This is a classic image that comes to mind when mention is made of the Pyramids at Giza. In the foreground is the Sphinx which was carved from an outcrop of rock left behind when the stones for the Great Pyramid were quarried. Used for target practice by Napoleonic troops the human head remains without a nose and beard deliberately although the paws and haunches of the beast were renovated during the 1980s and 1990s. Behind is the Pyramid of Chephren, with steeper sides than the Great Pyramid and its summit intact. Chephren was the son of Cheops who reigned between 2589 and 2566 BC and for whom the Great Pyramid was built.

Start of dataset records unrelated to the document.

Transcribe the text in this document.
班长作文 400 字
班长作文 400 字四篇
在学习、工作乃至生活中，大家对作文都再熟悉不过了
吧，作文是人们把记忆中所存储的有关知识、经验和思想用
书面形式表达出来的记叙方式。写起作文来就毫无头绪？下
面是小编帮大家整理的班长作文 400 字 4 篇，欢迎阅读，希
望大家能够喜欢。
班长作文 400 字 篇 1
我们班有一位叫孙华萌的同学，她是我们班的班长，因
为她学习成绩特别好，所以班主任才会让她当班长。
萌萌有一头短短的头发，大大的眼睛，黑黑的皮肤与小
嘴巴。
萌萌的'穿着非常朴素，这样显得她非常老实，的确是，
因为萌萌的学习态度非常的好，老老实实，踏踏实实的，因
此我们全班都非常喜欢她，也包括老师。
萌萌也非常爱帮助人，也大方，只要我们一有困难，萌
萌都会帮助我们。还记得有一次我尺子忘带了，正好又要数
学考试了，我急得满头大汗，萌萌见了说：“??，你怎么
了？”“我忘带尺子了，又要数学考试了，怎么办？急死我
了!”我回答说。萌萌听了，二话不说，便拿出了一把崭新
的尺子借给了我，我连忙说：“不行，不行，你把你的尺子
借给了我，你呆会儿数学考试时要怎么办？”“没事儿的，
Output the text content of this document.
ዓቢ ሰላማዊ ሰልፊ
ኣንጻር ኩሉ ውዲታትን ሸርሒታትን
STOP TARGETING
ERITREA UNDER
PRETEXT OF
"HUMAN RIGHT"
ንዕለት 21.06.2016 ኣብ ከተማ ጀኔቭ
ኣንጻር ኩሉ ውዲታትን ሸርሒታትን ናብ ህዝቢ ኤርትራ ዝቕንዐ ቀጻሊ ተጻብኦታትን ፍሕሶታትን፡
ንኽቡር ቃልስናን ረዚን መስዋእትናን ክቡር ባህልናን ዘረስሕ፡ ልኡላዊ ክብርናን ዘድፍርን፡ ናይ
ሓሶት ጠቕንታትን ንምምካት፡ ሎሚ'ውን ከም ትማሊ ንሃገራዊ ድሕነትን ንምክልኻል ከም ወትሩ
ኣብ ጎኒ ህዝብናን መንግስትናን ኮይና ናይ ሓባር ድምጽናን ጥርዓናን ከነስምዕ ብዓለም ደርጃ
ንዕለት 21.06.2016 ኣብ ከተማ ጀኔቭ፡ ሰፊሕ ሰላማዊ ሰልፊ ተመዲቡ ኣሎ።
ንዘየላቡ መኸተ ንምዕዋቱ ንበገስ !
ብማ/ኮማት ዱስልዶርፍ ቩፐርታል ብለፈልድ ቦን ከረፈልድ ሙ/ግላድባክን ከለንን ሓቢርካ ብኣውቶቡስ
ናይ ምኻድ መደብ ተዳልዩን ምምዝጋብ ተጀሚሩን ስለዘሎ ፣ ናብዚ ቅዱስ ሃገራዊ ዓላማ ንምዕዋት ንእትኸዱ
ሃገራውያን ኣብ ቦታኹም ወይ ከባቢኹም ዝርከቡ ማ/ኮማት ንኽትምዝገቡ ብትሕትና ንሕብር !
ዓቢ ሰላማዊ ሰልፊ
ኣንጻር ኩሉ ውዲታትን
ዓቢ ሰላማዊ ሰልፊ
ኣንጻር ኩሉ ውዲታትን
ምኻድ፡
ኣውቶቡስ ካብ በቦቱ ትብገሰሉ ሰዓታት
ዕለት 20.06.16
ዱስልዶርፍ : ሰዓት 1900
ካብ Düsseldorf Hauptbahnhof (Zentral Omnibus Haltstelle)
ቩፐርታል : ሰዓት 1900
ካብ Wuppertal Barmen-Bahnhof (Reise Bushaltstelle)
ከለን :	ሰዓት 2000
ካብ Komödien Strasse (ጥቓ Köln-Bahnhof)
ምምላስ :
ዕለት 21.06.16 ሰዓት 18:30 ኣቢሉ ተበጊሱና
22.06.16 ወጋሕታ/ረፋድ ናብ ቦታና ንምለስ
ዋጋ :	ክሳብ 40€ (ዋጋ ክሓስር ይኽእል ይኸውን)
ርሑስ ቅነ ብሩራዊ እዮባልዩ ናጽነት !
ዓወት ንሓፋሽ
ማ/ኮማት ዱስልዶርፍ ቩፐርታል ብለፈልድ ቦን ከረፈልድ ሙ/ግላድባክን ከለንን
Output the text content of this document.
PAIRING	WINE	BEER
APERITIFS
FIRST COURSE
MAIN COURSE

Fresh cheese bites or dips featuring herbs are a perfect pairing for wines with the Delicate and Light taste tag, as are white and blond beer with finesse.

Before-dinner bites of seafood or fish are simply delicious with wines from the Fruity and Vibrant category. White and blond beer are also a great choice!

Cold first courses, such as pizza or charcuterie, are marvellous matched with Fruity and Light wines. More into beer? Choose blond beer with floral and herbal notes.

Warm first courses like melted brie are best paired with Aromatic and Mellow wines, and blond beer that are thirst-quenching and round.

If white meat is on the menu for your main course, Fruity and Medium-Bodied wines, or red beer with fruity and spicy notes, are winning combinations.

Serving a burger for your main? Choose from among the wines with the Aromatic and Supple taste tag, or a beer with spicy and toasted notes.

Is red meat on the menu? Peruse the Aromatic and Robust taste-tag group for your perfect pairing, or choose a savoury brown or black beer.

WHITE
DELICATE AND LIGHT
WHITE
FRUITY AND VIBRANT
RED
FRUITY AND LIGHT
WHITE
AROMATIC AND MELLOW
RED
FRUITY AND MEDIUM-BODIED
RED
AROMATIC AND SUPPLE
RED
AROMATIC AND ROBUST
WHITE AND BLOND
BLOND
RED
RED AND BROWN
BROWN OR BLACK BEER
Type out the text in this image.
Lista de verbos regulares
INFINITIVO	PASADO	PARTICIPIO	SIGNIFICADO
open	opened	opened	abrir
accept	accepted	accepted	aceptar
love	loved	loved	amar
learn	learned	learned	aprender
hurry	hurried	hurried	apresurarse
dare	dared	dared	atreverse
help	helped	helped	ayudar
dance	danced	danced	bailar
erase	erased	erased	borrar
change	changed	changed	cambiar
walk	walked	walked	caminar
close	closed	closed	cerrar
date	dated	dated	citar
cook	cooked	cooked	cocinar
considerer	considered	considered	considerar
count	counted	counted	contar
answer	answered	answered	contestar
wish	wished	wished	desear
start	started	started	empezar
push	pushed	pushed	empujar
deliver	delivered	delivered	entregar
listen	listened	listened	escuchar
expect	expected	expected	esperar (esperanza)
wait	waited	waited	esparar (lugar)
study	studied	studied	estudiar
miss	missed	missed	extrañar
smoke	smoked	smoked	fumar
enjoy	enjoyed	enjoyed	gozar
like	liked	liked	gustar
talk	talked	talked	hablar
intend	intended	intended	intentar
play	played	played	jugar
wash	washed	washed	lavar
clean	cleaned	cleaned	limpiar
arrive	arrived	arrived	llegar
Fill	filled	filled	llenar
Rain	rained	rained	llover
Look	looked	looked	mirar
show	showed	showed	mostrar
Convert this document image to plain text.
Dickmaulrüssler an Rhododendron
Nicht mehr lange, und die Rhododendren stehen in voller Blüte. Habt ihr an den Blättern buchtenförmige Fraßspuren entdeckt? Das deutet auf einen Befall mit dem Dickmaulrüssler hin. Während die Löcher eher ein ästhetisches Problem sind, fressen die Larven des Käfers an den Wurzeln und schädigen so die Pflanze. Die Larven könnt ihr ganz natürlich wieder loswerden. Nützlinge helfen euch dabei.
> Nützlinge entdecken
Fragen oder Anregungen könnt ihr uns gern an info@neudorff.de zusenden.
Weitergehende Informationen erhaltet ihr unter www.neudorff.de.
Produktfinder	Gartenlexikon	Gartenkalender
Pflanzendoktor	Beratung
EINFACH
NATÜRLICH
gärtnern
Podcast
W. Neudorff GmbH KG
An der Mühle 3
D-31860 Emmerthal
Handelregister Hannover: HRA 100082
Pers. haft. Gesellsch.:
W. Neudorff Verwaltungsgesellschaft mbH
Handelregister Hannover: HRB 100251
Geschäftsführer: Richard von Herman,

Here I am standing on the blocks of the north face of the Great Pyramid. It was early in the morning and there were not too many people about so we were able to linger without being hassled by the tourist police or hawkers. I hope from this image you get a sense of the huge scale of the pyramid, the task of construction and the sheer antiquity of it. We visited other, lesser known pyramids, including Mycerinus which is sheathed in Aswan granite and is sometimes known as the Red Pyramid. Closeby there are three subsidiary pyramids which you’ll see below:
When I heard the horse-riders calling in Arabic and racing across the desert sand, I thought it was probably a good time to leave. I didn’t fancy trying to fight my way through the crowds, the camels and the horses.
Dave and I had a splendid time in Cairo and came home to find the house still standing, although my home-alone sixteen year old son had loaded the washing machine with vomit streaked sheets!